Before AI became the default answer to every retail challenge, Purva Gupta was already building Lily AI around a much simpler idea: shoppers and retailers don’t speak the same language.
Now in its tenth year, Lily helps brands rewrite their product data using the language real people use to search. Whether it’s on Google, a retail site, or a generative platform, Lily enriches product catalogs with consumer-first language to ensure items are not just listed, but actually discoverable.
“We’re bridging the gap between how merchants describe products and how consumers describe them,” said Gupta. “If you’re calling it ‘midnight French terry athleisure’ and I’m typing ‘navy hoodie,’ I’ll never find it.”
Tomorrow, Gupta joins the "Beyond the Hype" panel at Possible 2025, where she’ll share what it means to build AI for utility, not headlines.
The idea for Lily came from personal experience. After moving to the U.S., Gupta found herself repeatedly frustrated by poor search results while shopping online.
“I thought maybe I didn’t know the right words,” she recalled. But after interviewing thousands of women about how they described their last purchase, she discovered a pattern: what shoppers said and what brands labeled were often worlds apart.
From there, Lily was born. Not in the recent hype cycle, but from a product gap uncovered one conversation at a time.
Gupta, trained as an economist, focused first on the problem, then on building a solution powered by AI. Over the years, Lily evolved to support top brands like Abercrombie, Hoka, and Coach, enriching their entire catalogs with language that maps to billions of real consumer searches.
In a crowded AI landscape, Gupta credits Lily’s longevity to one thing: relentless focus on outcomes.
“We’ve stayed competitive by solving the problem that actually matters to brands. And that problem is being found and being sold.”
Lily offers a no-code integration and guarantees a 5 to 10 percent lift in revenue from Google Shopping. For Gupta, the sales lift is the proof, not the model architecture.
“You need the CFO to say yes. They’re looking at ROI, not hype.”
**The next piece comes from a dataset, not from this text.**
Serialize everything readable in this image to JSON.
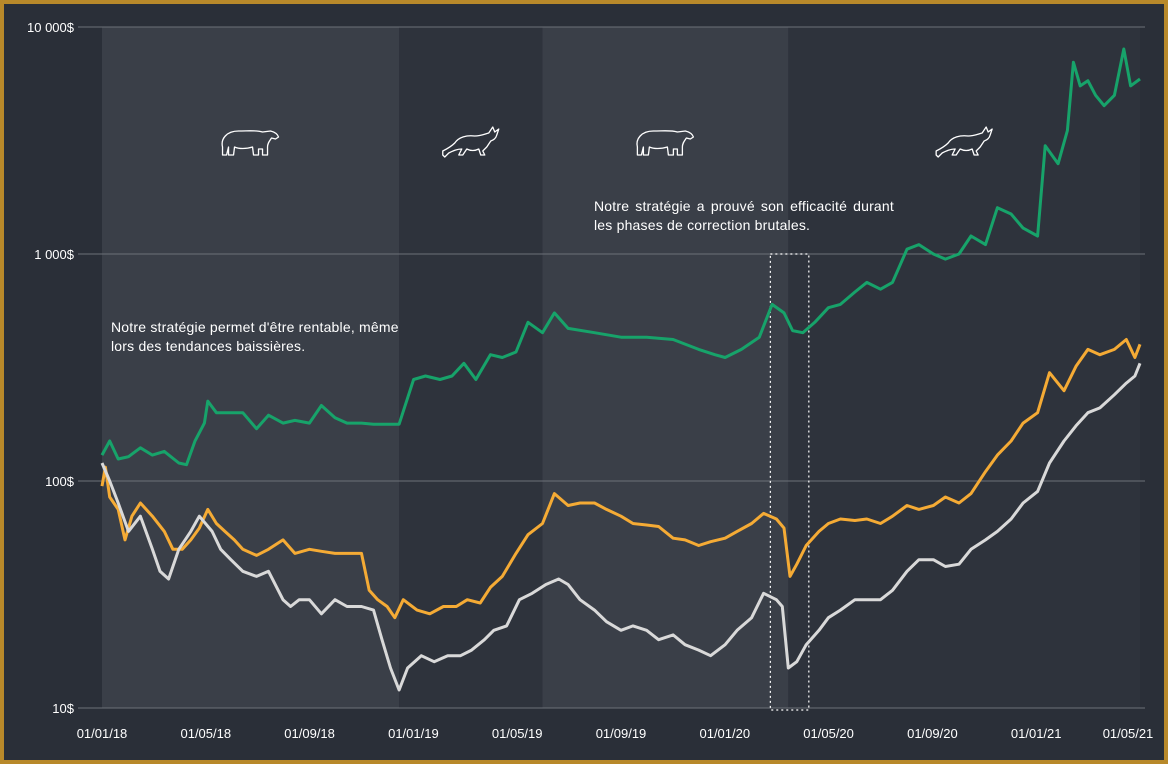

Internally, every team at Lily uses AI in daily operations, from engineering to marketing. But Gupta is clear that AI no longer sets a company apart. It’s simply the new baseline.
“Now the question is how you use your humans,” she said. “AI can get you to 90 percent. Use your team selectively for the final 10.”
That mindset shapes Lily’s product, too. The company offers automated product data generation and optimization, while ensuring oversight when data goes directly to consumers.
Since its earliest days, Lily has been built on proprietary training data. That data was carefully designed to represent the language and behavior of the female consumer who Gupta notes controls 80 percent of consumer spending but is often underserved by product labeling.
“Your AI is only as good as your training data,” she said. “And brands are responsible for what goes in front of the customer. That’s why we take full responsibility for what goes into ours.”
Lily combines machine learning, computer vision, and generative tools but it’s the structured, intentional foundation that keeps output aligned and useful.
Gupta’s team recently conducted consumer research to understand how AI is shaping shopping behavior. The standout stat: four in ten consumers are now starting commerce searches on generative platforms.
This, she said, is not a passing trend. It’s a signal that consumer behavior is evolving faster than brands expect.
“Brands can’t sit on the sidelines. The only way to learn is to test. But the focus has to stay on the fundamentals: what problem are you solving, and what’s the impact of the solution?”